Overall dabigatran concentrations ([Table 2]) were undetectable or below the expected trough range except for one peak level
that was within the trough range at 50 ng/mL.
Renal function is important in this context if there is glomerular hyperfiltration,
as seen in [Table 1] (patient 1) or if a lower dose is used when renal function is normal. Four patients
received the lower dose of 110 mg twice a day. One had a glomerular filtration rate
of 37 to 43 mL/min and one ([Table 1], patient 3) did not achieve expected within therapy dabigatran concentrations when
her dose was increased.
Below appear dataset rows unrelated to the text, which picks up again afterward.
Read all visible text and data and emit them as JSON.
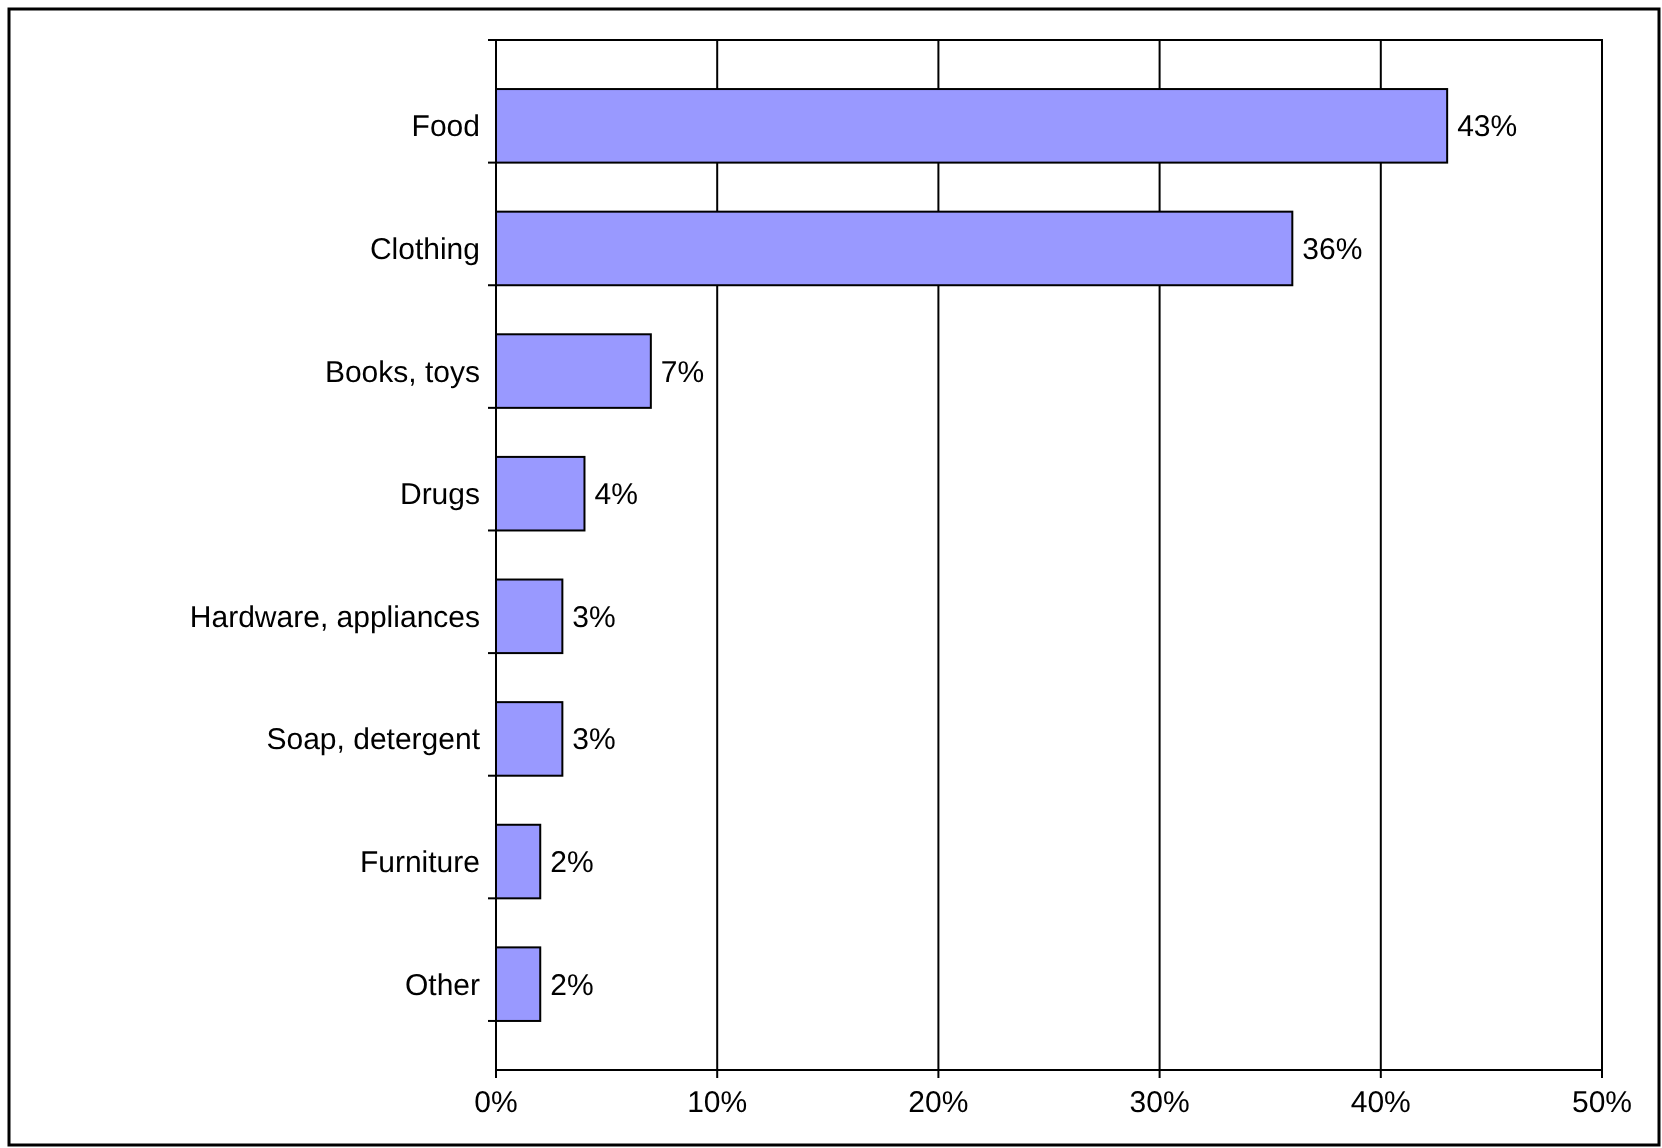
{
  "chart_data": {
    "type": "bar",
    "orientation": "horizontal",
    "categories": [
      "Food",
      "Clothing",
      "Books, toys",
      "Drugs",
      "Hardware, appliances",
      "Soap, detergent",
      "Furniture",
      "Other"
    ],
    "values": [
      43,
      36,
      7,
      4,
      3,
      3,
      2,
      2
    ],
    "value_labels": [
      "43%",
      "36%",
      "7%",
      "4%",
      "3%",
      "3%",
      "2%",
      "2%"
    ],
    "color": "#9999ff",
    "xlim": [
      0,
      50
    ],
    "xticks": [
      {
        "value": 0,
        "label": "0%"
      },
      {
        "value": 10,
        "label": "10%"
      },
      {
        "value": 20,
        "label": "20%"
      },
      {
        "value": 30,
        "label": "30%"
      },
      {
        "value": 40,
        "label": "40%"
      },
      {
        "value": 50,
        "label": "50%"
      }
    ],
    "grid": "x"
  }
}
Underdosing was a potential cause of low concentrations in
the other two patients as their renal function was not recorded.
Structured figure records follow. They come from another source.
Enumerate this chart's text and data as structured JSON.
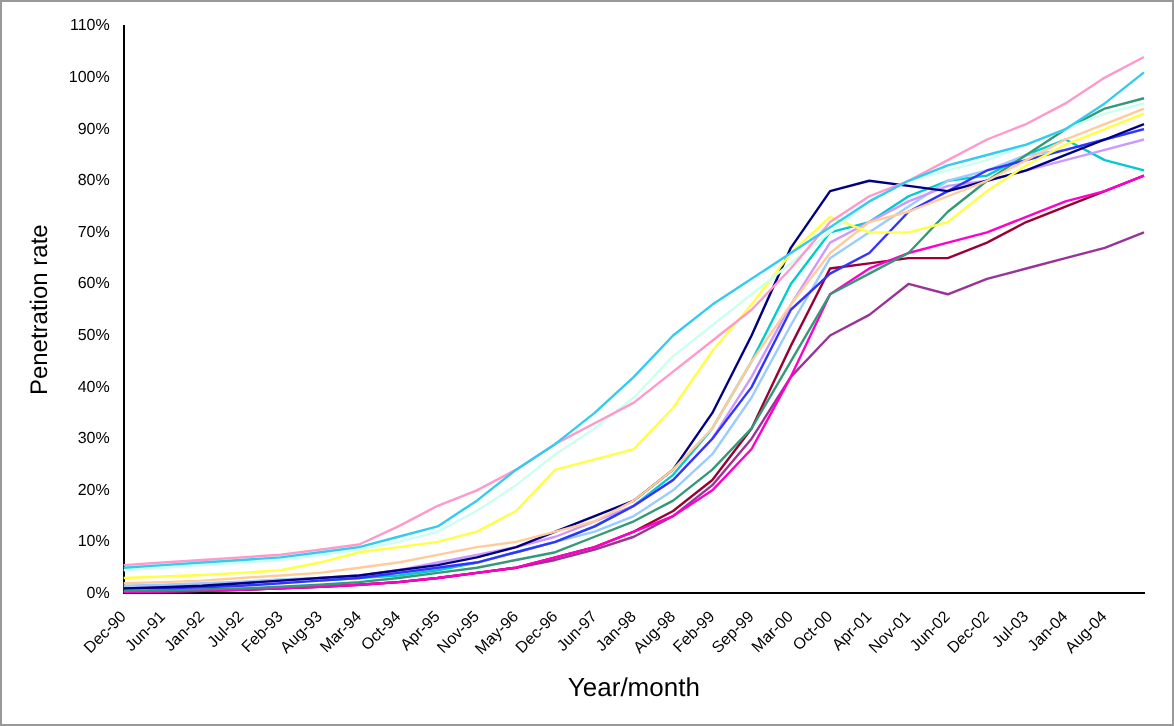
{
  "chart_data": {
    "type": "line",
    "xlabel": "Year/month",
    "ylabel": "Penetration rate",
    "categories": [
      "Dec-90",
      "Jun-91",
      "Jan-92",
      "Jul-92",
      "Feb-93",
      "Aug-93",
      "Mar-94",
      "Oct-94",
      "Apr-95",
      "Nov-95",
      "May-96",
      "Dec-96",
      "Jun-97",
      "Jan-98",
      "Aug-98",
      "Feb-99",
      "Sep-99",
      "Mar-00",
      "Oct-00",
      "Apr-01",
      "Nov-01",
      "Jun-02",
      "Dec-02",
      "Jul-03",
      "Jan-04",
      "Aug-04",
      null
    ],
    "ylim": [
      0,
      110
    ],
    "yticks": [
      {
        "value": 0,
        "label": "0%"
      },
      {
        "value": 10,
        "label": "10%"
      },
      {
        "value": 20,
        "label": "20%"
      },
      {
        "value": 30,
        "label": "30%"
      },
      {
        "value": 40,
        "label": "40%"
      },
      {
        "value": 50,
        "label": "50%"
      },
      {
        "value": 60,
        "label": "60%"
      },
      {
        "value": 70,
        "label": "70%"
      },
      {
        "value": 80,
        "label": "80%"
      },
      {
        "value": 90,
        "label": "90%"
      },
      {
        "value": 100,
        "label": "100%"
      },
      {
        "value": 110,
        "label": "110%"
      }
    ],
    "grid": false,
    "legend": false,
    "marker": "none",
    "line_style": "solid",
    "series": [
      {
        "color": "#33ccee",
        "values": [
          5,
          5.5,
          6,
          6.5,
          7,
          8,
          9,
          11,
          13,
          18,
          24,
          29,
          35,
          42,
          50,
          56,
          61,
          66,
          71,
          76,
          80,
          83,
          85,
          87,
          90,
          95,
          101
        ]
      },
      {
        "color": "#ff99cc",
        "values": [
          5.5,
          6,
          6.5,
          7,
          7.5,
          8.5,
          9.5,
          13,
          17,
          20,
          24,
          29,
          33,
          37,
          43,
          49,
          55,
          63,
          72,
          77,
          80,
          84,
          88,
          91,
          95,
          100,
          104
        ]
      },
      {
        "color": "#ccffee",
        "values": [
          4.5,
          5,
          5.5,
          6,
          6.5,
          7.5,
          8.5,
          10,
          12,
          16,
          21,
          27,
          32,
          38,
          46,
          52,
          58,
          64,
          70,
          76,
          80,
          82,
          84,
          87,
          90,
          93,
          95
        ]
      },
      {
        "color": "#ffff44",
        "values": [
          3,
          3.3,
          3.6,
          4,
          4.5,
          6,
          8,
          9,
          10,
          12,
          16,
          24,
          26,
          28,
          36,
          47,
          56,
          66,
          73,
          70,
          70,
          72,
          78,
          83,
          87,
          90,
          93
        ]
      },
      {
        "color": "#ffcc99",
        "values": [
          2,
          2.2,
          2.5,
          3,
          3.5,
          4,
          5,
          6,
          7.5,
          9,
          10,
          12,
          14,
          18,
          24,
          32,
          45,
          56,
          66,
          72,
          74,
          77,
          80,
          84,
          88,
          91,
          94
        ]
      },
      {
        "color": "#000080",
        "values": [
          1,
          1.2,
          1.5,
          2,
          2.5,
          3,
          3.5,
          4.5,
          5.5,
          7,
          9,
          12,
          15,
          18,
          24,
          35,
          50,
          67,
          78,
          80,
          79,
          78,
          80,
          82,
          85,
          88,
          91
        ]
      },
      {
        "color": "#3333ff",
        "values": [
          1,
          1,
          1.2,
          1.5,
          2,
          2.5,
          3,
          4,
          5,
          6,
          8,
          10,
          13,
          17,
          22,
          30,
          40,
          55,
          62,
          66,
          74,
          78,
          82,
          84,
          86,
          88,
          90
        ]
      },
      {
        "color": "#339977",
        "values": [
          0.5,
          0.6,
          0.8,
          1,
          1.3,
          1.7,
          2.2,
          3,
          4,
          5,
          6.5,
          8,
          11,
          14,
          18,
          24,
          32,
          45,
          58,
          62,
          66,
          74,
          80,
          85,
          90,
          94,
          96
        ]
      },
      {
        "color": "#ff00cc",
        "values": [
          0.3,
          0.4,
          0.5,
          0.7,
          1,
          1.3,
          1.7,
          2.2,
          3,
          4,
          5,
          7,
          9,
          12,
          15,
          20,
          28,
          42,
          58,
          63,
          66,
          68,
          70,
          73,
          76,
          78,
          81
        ]
      },
      {
        "color": "#990033",
        "values": [
          0.3,
          0.4,
          0.5,
          0.7,
          1,
          1.3,
          1.7,
          2.2,
          3,
          4,
          5,
          7,
          9,
          12,
          16,
          22,
          32,
          48,
          63,
          64,
          65,
          65,
          68,
          72,
          75,
          78,
          81
        ]
      },
      {
        "color": "#993399",
        "values": [
          0.3,
          0.4,
          0.5,
          0.7,
          1,
          1.3,
          1.7,
          2.2,
          3,
          4,
          5,
          6.5,
          8.5,
          11,
          15,
          21,
          30,
          42,
          50,
          54,
          60,
          58,
          61,
          63,
          65,
          67,
          70
        ]
      },
      {
        "color": "#cc99ff",
        "values": [
          1,
          1.2,
          1.5,
          2,
          2.5,
          3,
          3.5,
          4.5,
          6,
          7.5,
          9,
          11,
          14,
          17,
          22,
          30,
          42,
          56,
          68,
          72,
          76,
          79,
          80,
          82,
          84,
          86,
          88
        ]
      },
      {
        "color": "#99ccff",
        "values": [
          1.5,
          1.7,
          2,
          2.3,
          2.7,
          3,
          3.5,
          4,
          5,
          6,
          8,
          10,
          12,
          15,
          20,
          27,
          38,
          52,
          65,
          70,
          75,
          80,
          82,
          85,
          86,
          88,
          90
        ]
      },
      {
        "color": "#00cccc",
        "values": [
          null,
          null,
          null,
          null,
          null,
          2.5,
          3,
          3.5,
          4.5,
          6,
          8,
          10,
          13,
          17,
          23,
          32,
          45,
          60,
          70,
          72,
          77,
          80,
          81,
          85,
          88,
          84,
          82
        ]
      }
    ]
  }
}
[Table 2] shows the potential single and multiple contributors to subtherapeutic dabigatran
concentrations. In six reports there were no apparent contributors.
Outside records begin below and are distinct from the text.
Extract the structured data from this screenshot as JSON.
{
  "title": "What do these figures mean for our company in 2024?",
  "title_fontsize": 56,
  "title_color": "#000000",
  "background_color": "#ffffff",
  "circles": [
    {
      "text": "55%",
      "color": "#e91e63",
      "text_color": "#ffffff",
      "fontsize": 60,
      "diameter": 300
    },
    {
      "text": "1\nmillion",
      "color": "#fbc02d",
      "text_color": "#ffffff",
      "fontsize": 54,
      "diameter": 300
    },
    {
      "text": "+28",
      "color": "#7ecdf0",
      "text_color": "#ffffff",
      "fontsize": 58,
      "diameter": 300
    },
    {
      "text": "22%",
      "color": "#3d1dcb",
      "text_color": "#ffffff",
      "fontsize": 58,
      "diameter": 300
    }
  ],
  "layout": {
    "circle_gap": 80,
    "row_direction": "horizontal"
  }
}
Modeling of the data from the RE-LY trial by Chin et al led them to question the conclusion
that dabigatran has a wide therapeutic index.[9] They also asked whether the characteristics of patients with trough concentrations
falling below or above the 10th and 90th percentiles could be described. Our case
series suggests potentially relevant characteristics occurring alone or in combination
for patients with very low measured concentrations.
Pantoprazole and atorvastatin have each been shown to reduce dabigatran exposure by
approximately 20%.[1] However, the high proportion of proton pump inhibitor (PPI) users in this case series
may reflect background use. Dabigatran etexilate has low oral bioavailability. Genetic
variants decreasing conversion of dabigatran etexilate to active dabigatran by liver
carboxylesterase and influencing intestinal p-glycoprotein activity may account for a 15% decrease in dabigatran bioavailability
([Table 1], patient 2).[6] Decrease in gastric acidity due to the use of PPIs and major upper gastrointestinal
disorders may also contribute to reduced absorption. Body weight greater than 100 kg
influenced trough levels in the RE-LY study. Because dabigatran is predominantly excreted
by the kidneys, glomerular hyperfiltration associated with severe obesity may contribute
to low plasma concentrations.[5]
Though it is appropriate to tailor dose to patient characteristics where possible,
our series of case reports supports the need for trials in which dabigatran concentrations
are measured at the time of thrombotic events, ideally followed by testing after witnessed
intake where measured concentrations are low. Investigation is needed into the potential
pathways leading to very low plasma concentrations including a combined effect of
multiple covariates.
Our data support Chin's suggestion that thrombin inhibition should be appropriately
measured more frequently than currently recommended, especially after dabigatran is
initiated, after a dose change and when there are changing patient characteristics.
The frequency would still be considerably less than that required for vitamin K antagonist
monitoring.[1]
Anticoagulants continue to be one of the major causes of drug-related serious morbidity
and death. The lower risk of cerebral bleeding with dabigatran compared with warfarin
and its equivalence in other respects is encouraging. By identifying patients who
may need finer dose adjustments or do not respond well to dabigatran, and elucidating
the causes, we have an even greater opportunity to achieve badly needed improvements
in outcomes with only a small loss of convenience regarding testing.